The NFIB Small Business Optimism Index fell 0.6 points in May to 95.3, missing expectations of 96.0 and remaining below its 52-year historical average of 98.0 for the third consecutive month. That marks a meaningful deterioration from the start of the year, when the index was holding above average in the high 90s. The Uncertainty Index rose 3 points from April to 91, remaining well above its historical average of 68. Taken together, the two readings tell a consistent story: small business owners are neither confident about current conditions nor settled about what comes next. The May print, released this morning, landed at the 32nd percentile of the index’s full historical range, which is a polite way of saying that the mood on Main Street is worse than it has been for roughly two thirds of the survey’s history.

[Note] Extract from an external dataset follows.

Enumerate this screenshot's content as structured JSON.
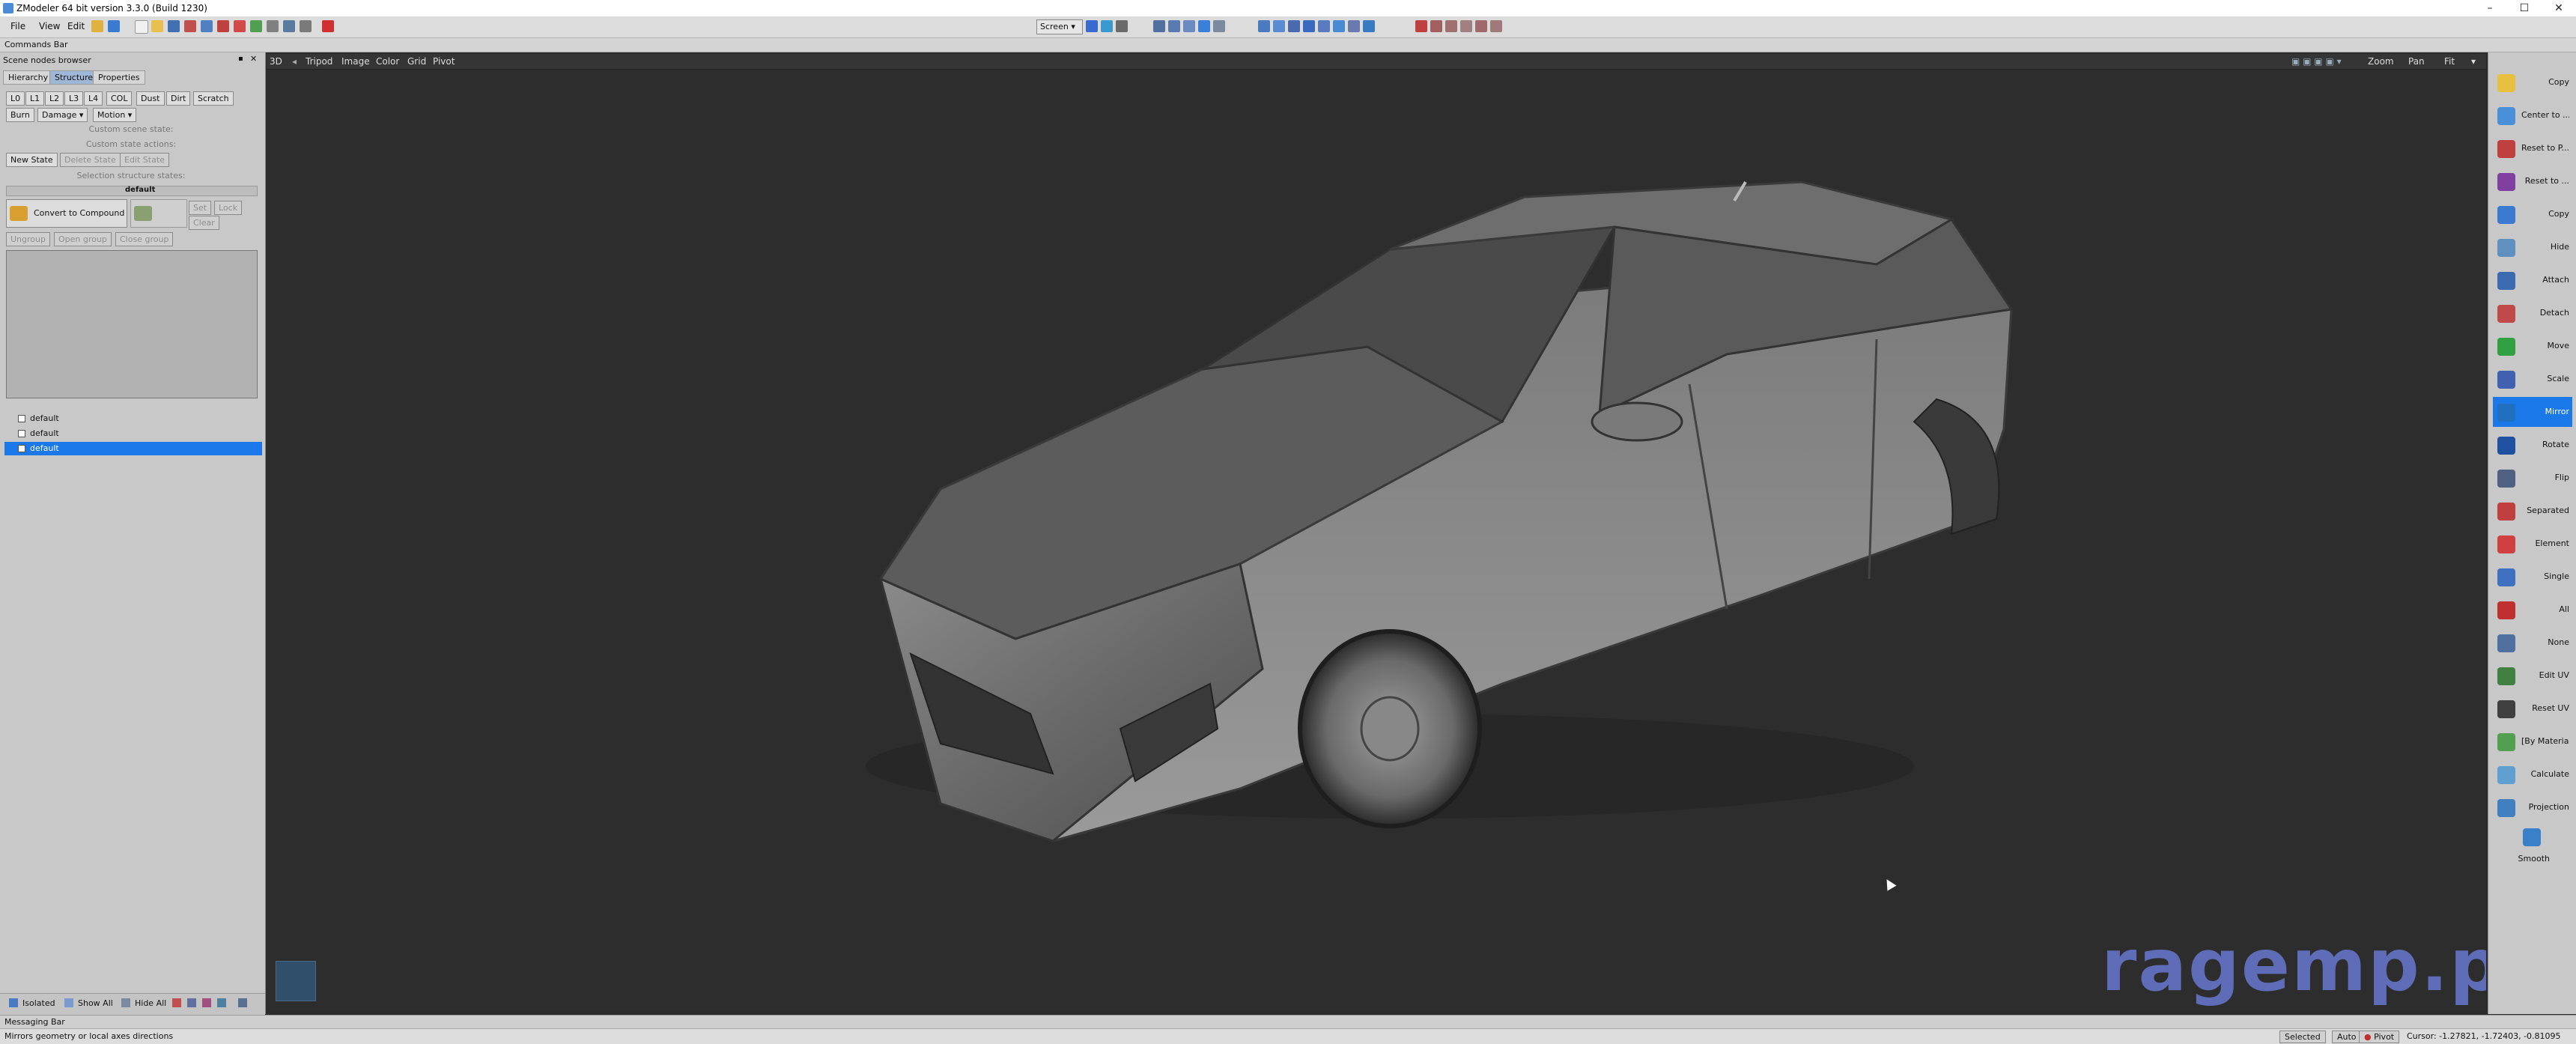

The net percent of owners raising average selling prices jumped 5 points to 30%, more than double the historical average. That figure deserves attention on its own. It suggests that inflationary pressure is not easing at the small business level even as headline CPI readings remain in focus. Owners’ expectations for better business conditions fell for the fourth consecutive month, reaching the lowest level since late 2024, and the profit trend index sits at a net negative 19%, with owners primarily blaming weaker sales and rising material costs. The index itself is a composite of ten seasonally adjusted components, covering hiring plans, capital outlays, inventory intentions, sales expectations, credit conditions, and the general sense of whether now is a good time to expand. When the majority of those components are deteriorating simultaneously, it is not noise; it is a signal.
The macro context matters here because small businesses are not a sideshow. They account for roughly 50% of the nation’s private workforce, which means their hiring plans, pricing decisions, and capital spending flow directly into the GDP and employment data that policymakers watch most closely. The share of firms with unfilled job openings rose 2 points to 34%, but has remained broadly unchanged for the past year, suggesting that the labor market tightness plaguing small employers has become structural rather than cyclical. Financial markets have priced in a roughly 30% chance of an interest rate hike by year-end, and the NFIB data adds fuel to that possibility: when small businesses are raising prices at twice their historical rate, the Fed cannot easily dismiss the inflation signal on the grounds that it is confined to energy prices.
The central tension in this report is that small businesses are absorbing costs they cannot fully pass on, while simultaneously losing confidence in the demand outlook. The dramatic spike in oil prices has spooked consumers and owners alike, forcing small business owners to absorb higher input costs and pass them along to customers, a dynamic that compresses margins from both ends. The NFIB Employment Index fell in April for the second consecutive month, and 16% of owners cited inflation as their single most important business problem, up 2 points from March. That combination, tightening margins plus softening hiring intentions, is precisely the kind of feedback loop that can translate a sentiment survey into a real slowdown. Small businesses have less access to capital markets, less pricing power against large competitors, and less room to wait out uncertainty. When they pull back, it shows up quickly in payroll data and consumer spending.
NFIB Chief Economist Bill Dunkelberg noted that the benefits of the Working Families Tax Cut Act should start feeding into the private sector over the next few months, and that is the most plausible near-term catalyst for a reversal. But fiscal tailwinds take time to translate into business-level confidence, and the survey data right now points in the opposite direction. Three consecutive months below the historical average, rising uncertainty, and accelerating price pressures form a pattern that warrants attention beyond the monthly headlines, and we will closely monitor as fiscal tailwinds come into play.